While activities and visitors occupy residents, assisted living staff provide the services residents need in the “backdrop,” says Golden. That includes help with bathing and toileting, administering medications, cleaning, taking care of laundry, etc.
Also individuals may have their own “backdrop” activities that staff helps arrange transportation for, such as rehab, therapy, medical appointments, etc.
For those in memory care units, the structure of the day would be similar to other assisted living units, with activities interspersed between meals and personal and medical care going on in the background.
However the facility is secured and residents typically need more of the staff’s services. The type of activity would be geared toward stimulating long-term memory, which is typically better in these residents. For instance, an activity might be a slide show of antique cars.
Those in memory-care assisted living facilities do get less choice on a daily basis, simply because their decision-making capacity has diminished. But that doesn’t mean their desires aren’t taken into account.

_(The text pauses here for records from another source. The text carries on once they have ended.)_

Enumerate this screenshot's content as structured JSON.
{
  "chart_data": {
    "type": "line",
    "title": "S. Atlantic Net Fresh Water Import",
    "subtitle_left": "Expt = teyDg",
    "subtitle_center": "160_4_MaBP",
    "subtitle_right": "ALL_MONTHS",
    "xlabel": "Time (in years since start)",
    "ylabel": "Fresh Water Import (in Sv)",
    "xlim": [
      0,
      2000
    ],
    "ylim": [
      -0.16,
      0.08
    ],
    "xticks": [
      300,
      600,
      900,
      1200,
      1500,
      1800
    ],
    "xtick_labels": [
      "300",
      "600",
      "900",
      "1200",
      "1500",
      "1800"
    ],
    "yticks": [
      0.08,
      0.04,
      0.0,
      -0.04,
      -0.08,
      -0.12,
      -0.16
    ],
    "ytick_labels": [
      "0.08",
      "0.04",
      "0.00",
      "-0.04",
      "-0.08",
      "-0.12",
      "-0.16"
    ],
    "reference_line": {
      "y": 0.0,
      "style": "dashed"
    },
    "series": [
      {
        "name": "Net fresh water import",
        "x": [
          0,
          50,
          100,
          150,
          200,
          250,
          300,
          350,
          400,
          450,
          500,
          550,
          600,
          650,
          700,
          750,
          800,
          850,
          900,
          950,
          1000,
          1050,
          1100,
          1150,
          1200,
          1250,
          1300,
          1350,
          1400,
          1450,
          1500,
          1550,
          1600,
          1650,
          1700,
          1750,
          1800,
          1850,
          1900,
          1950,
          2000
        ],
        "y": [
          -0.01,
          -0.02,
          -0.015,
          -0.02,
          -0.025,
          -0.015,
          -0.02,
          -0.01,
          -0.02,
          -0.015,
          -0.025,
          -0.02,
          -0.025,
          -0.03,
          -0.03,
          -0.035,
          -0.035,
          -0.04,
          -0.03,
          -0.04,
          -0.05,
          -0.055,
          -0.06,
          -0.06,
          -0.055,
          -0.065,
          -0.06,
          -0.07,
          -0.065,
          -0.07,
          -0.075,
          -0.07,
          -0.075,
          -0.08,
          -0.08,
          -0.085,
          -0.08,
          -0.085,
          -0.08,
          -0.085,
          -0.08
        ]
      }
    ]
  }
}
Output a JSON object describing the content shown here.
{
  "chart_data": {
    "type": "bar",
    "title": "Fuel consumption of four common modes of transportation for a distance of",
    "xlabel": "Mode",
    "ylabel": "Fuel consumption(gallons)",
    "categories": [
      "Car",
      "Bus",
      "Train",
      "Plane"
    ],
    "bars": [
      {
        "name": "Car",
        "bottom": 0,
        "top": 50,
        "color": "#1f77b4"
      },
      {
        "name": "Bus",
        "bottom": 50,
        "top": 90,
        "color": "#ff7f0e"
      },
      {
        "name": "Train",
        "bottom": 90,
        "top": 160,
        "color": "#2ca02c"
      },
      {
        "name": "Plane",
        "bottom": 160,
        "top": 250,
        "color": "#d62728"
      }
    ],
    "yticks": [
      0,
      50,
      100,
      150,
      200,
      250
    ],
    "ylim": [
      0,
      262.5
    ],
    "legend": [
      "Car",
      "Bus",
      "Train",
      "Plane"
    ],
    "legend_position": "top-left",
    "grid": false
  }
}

Susan Push, director of Keswick Memory Care, explains, “We say ‘What did this person do when they were independent?’ We try to model that as much as possible.”
Families can help put together a menu of items the resident prefers. Residents are reminded and encouraged – but never pushed – to come to the activities offered.
“The goal is to be as close to home as we can but providing a cushion of safety,” says Push of memory-care facilities.
But the same could be said of all assisted living.